The Mexican government and indigenous peoples have been drawing up six justice plans since 2021 to remedy the historical injustice and neglect suffered by these groups. The photo shows Mayo-Yoreme indigenous people dancing during a working session with government representatives on Jan. 27, 2023 in the northern state of Sonora. CREDIT: INPI

The Mexican government and indigenous peoples have been drawing up six justice plans since 2021 to remedy the historical injustice and neglect suffered by these groups. The photo shows Mayo-Yoreme indigenous people dancing during a working session with government representatives on Jan. 27, 2023 in the northern state of Sonora. CREDIT: INPI

 

Constitutional reform – a bogged-down promise

However, the government initiative for constitutional reform on the rights of indigenous and Afro-Mexican peoples, also drafted in 2021, has not advanced in the legislature.

But the measures contain contradictions. In the south and southeast of the country, the government is building the Mayan Train, the administration’s flagship megaproject, which has brought it into confrontation with native Mayan groups in that area.

In fact, the office in Mexico of the United Nations High Commissioner for Human Rights said the indigenous consultation undertaken by the Mexican government in 2019 failed to comply with international standards.

In the southern state of Oaxaca, the government is pushing for an industrial corridor to connect the Pacific coast with the Gulf of Mexico in the Atlantic, which has brought it to loggerheads with indigenous populations in the area.

 

Funds are declining

The justice plans depend on the budget allocated both to native peoples and to the plans themselves.

Since 2018, INPI funds have steadily shrunk, from 316.52 million dollars that year to 242.07 million dollars in 2023.

In 2020, the programs for economic empowerment, education, infrastructure and indigenous rights totaled 77 million dollars, the execution of which was affected by the COVID pandemic that hit the country in February of that year. The following year, the amount had dropped to 39.63 million and in 2022, to 27.26 million dollars.
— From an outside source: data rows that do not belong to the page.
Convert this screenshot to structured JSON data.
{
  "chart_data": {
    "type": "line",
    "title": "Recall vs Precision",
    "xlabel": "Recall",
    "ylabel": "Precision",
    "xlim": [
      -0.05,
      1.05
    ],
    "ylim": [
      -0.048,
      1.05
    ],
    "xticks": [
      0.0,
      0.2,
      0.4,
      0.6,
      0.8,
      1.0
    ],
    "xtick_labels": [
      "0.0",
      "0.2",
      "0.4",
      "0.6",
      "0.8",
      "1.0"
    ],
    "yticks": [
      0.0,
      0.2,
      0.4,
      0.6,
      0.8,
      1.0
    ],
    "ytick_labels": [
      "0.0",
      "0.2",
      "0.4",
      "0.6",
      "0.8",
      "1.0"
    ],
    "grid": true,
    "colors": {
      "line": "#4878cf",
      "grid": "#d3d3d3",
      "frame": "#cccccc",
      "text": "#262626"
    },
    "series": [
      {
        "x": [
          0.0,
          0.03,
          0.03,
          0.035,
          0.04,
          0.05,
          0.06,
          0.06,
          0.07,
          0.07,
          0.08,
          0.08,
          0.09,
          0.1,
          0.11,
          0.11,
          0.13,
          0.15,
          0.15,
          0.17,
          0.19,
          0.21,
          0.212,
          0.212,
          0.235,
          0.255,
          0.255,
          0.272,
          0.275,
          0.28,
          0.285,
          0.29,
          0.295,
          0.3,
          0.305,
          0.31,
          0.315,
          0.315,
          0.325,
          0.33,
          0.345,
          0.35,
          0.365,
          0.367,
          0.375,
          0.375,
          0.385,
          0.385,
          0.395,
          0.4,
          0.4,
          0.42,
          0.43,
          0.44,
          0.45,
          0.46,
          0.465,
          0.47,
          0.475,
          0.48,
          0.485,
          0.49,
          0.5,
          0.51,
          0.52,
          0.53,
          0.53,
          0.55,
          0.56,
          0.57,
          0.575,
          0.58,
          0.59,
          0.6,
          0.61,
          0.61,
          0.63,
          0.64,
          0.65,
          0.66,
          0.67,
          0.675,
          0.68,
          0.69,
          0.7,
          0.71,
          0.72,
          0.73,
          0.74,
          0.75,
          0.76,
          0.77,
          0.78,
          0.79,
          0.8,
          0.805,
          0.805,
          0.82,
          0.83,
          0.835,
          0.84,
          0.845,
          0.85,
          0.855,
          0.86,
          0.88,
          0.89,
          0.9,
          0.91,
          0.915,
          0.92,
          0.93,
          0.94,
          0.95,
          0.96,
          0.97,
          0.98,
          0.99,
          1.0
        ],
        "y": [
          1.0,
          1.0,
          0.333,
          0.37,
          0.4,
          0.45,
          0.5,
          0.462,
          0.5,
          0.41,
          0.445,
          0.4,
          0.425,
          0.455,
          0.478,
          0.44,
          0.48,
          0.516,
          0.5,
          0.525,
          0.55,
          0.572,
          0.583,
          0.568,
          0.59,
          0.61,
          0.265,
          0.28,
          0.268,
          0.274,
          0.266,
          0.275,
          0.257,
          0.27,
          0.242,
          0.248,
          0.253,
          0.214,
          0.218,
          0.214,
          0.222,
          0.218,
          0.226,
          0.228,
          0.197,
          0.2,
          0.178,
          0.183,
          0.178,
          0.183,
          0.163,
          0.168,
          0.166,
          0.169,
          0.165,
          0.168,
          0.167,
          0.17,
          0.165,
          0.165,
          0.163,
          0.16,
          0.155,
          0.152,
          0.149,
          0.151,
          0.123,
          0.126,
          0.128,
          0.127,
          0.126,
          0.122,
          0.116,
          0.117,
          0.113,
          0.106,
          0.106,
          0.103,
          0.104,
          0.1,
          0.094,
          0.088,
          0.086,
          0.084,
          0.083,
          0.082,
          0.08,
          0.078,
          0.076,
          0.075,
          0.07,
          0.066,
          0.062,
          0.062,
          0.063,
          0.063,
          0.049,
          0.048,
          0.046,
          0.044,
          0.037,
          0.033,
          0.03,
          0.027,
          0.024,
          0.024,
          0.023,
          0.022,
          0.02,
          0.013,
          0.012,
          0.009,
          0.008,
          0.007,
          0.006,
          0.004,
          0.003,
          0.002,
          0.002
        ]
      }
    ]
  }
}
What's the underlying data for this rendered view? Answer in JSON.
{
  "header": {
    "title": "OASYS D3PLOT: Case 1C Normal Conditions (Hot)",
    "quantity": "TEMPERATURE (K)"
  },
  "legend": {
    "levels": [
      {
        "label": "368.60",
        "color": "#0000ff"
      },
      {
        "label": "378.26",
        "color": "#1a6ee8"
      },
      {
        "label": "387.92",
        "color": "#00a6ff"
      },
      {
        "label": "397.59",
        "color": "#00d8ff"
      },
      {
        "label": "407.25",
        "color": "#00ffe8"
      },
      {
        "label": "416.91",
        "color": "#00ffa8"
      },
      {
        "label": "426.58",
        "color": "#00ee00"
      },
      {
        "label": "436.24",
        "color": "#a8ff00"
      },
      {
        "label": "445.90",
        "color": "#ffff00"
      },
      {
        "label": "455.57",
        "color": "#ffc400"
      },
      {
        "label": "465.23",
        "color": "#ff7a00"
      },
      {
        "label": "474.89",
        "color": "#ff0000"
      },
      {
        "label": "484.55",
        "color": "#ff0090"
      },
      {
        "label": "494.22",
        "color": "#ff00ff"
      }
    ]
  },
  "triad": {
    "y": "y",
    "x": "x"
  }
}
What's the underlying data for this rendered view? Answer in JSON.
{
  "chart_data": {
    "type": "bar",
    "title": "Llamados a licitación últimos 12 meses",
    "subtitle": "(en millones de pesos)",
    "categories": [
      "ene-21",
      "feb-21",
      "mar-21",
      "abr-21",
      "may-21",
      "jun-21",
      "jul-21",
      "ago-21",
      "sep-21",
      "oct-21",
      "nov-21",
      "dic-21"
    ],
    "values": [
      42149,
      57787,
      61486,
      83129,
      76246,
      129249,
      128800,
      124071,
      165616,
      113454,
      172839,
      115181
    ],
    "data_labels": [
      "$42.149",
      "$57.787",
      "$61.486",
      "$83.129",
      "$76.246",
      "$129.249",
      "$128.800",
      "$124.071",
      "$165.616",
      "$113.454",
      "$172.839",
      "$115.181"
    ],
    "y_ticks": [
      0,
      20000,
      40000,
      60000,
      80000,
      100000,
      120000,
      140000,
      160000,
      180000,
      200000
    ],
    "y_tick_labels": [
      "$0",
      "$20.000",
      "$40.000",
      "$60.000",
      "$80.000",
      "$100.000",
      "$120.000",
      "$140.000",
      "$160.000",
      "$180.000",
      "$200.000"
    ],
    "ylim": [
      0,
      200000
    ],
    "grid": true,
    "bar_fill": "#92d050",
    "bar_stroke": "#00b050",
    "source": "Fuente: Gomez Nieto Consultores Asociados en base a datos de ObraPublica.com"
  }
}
At a round table held on Jan. 17 in Durango, it was agreed that 382,803 dollars were needed from four institutions for the protection of sacred places, culture and identity of the Wixárika, Na’ayeri, O’dam and Mexikan peoples.
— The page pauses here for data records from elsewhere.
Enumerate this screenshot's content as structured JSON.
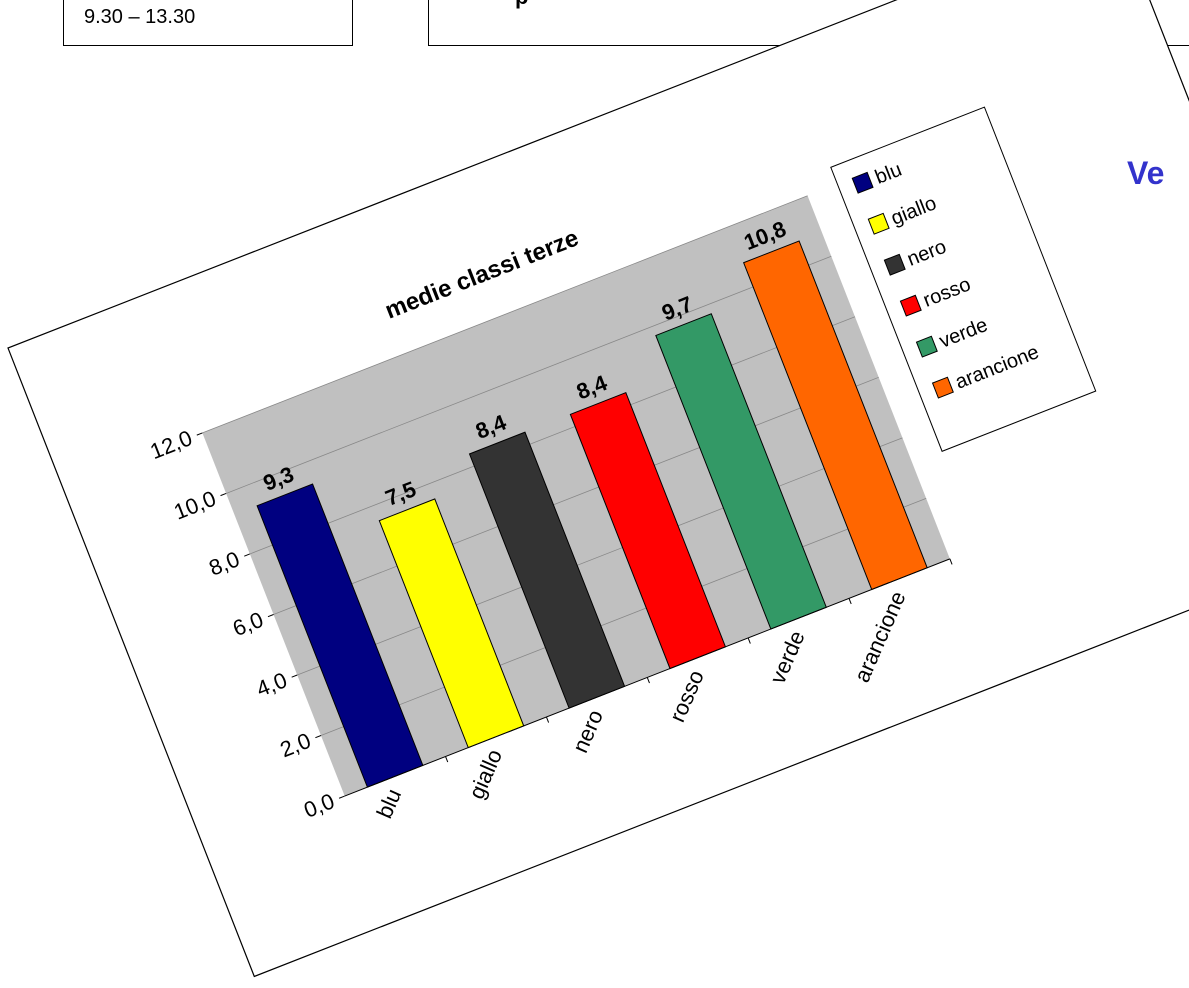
{
  "time_box": {
    "text": "9.30 – 13.30"
  },
  "top_frame": {
    "text": "p"
  },
  "heading_right": {
    "text": "Ve"
  },
  "chart_data": {
    "type": "bar",
    "title": "medie classi terze",
    "categories": [
      "blu",
      "giallo",
      "nero",
      "rosso",
      "verde",
      "arancione"
    ],
    "values": [
      9.3,
      7.5,
      8.4,
      8.4,
      9.7,
      10.8
    ],
    "value_labels": [
      "9,3",
      "7,5",
      "8,4",
      "8,4",
      "9,7",
      "10,8"
    ],
    "colors": [
      "#000080",
      "#ffff00",
      "#333333",
      "#ff0000",
      "#339966",
      "#ff6600"
    ],
    "ylim": [
      0,
      12
    ],
    "yticks": [
      "0,0",
      "2,0",
      "4,0",
      "6,0",
      "8,0",
      "10,0",
      "12,0"
    ],
    "grid": true,
    "plot_background": "#c0c0c0",
    "legend": {
      "position": "right",
      "entries": [
        "blu",
        "giallo",
        "nero",
        "rosso",
        "verde",
        "arancione"
      ]
    }
  }
}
Carrillo said the lack of budget funds jeopardizes the execution of the plans.

“If the resources we need are not allocated, the justice plan will not be completely fulfilled. We are concerned that this will happen. We are facing difficulties in how to get resources in order to work, with respect to all of the issues. The plan must come up with something fair. We don’t just want it to be empty words,” said the Wixárika activist.
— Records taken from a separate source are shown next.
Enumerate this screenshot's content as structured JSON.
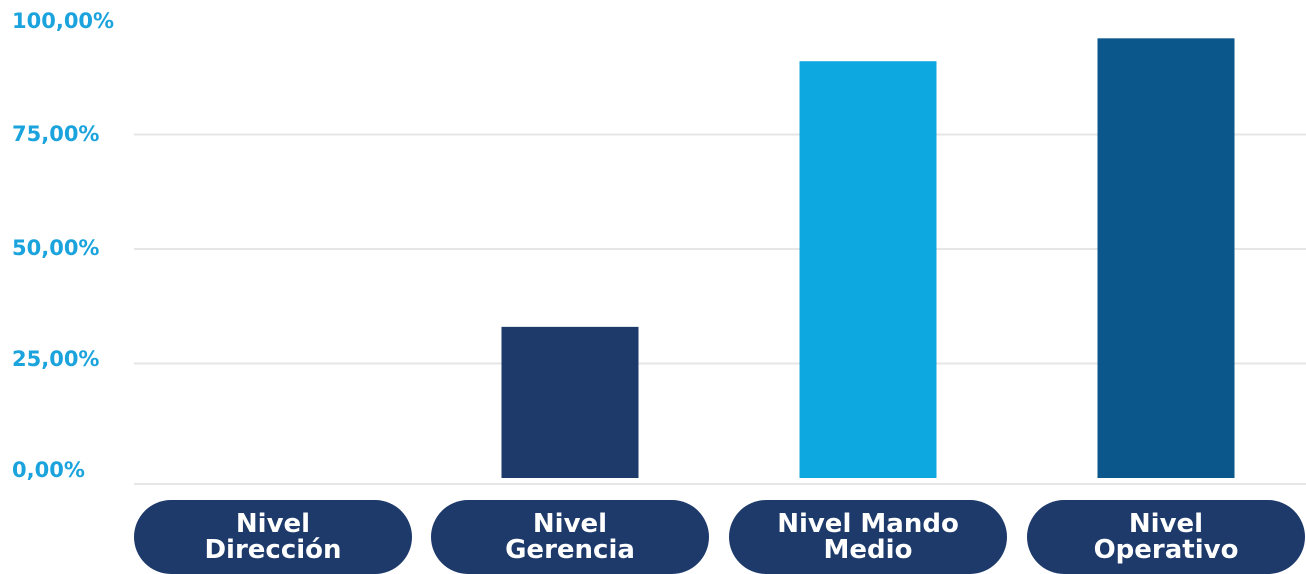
{
  "chart_data": {
    "type": "bar",
    "categories": [
      "Nivel\nDirección",
      "Nivel\nGerencia",
      "Nivel Mando\nMedio",
      "Nivel\nOperativo"
    ],
    "values": [
      0,
      33,
      91,
      96
    ],
    "bar_colors": [
      "#1d3a6b",
      "#1d3a6b",
      "#0ea8e0",
      "#0b568a"
    ],
    "category_pill_color": "#1d3a6b",
    "tick_color": "#1aa3dc",
    "y_ticks": [
      "0,00%",
      "25,00%",
      "50,00%",
      "75,00%",
      "100,00%"
    ],
    "y_tick_values": [
      0,
      25,
      50,
      75,
      100
    ],
    "ylim": [
      0,
      100
    ],
    "title": "",
    "xlabel": "",
    "ylabel": "",
    "grid": true
  }
}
In 2021, INPI did not examine whether the Program for the Comprehensive Well-being of Indigenous Peoples assisted the development of indigenous and Afro-Mexican communities, according to an analysis by the government’s Superior Auditor of the Federation.

Alvarado said there is a large variety of challenges to provide justice for indigenous people.

“It is difficult to address complex issues,” said the researcher. “There are many good intentions, but the question is how to bring them to fruition. In the justice plans, most of the projects focus on infrastructure, but you can’t just think about that. The development vision is broader; it involves building a model based on the conception of native peoples.”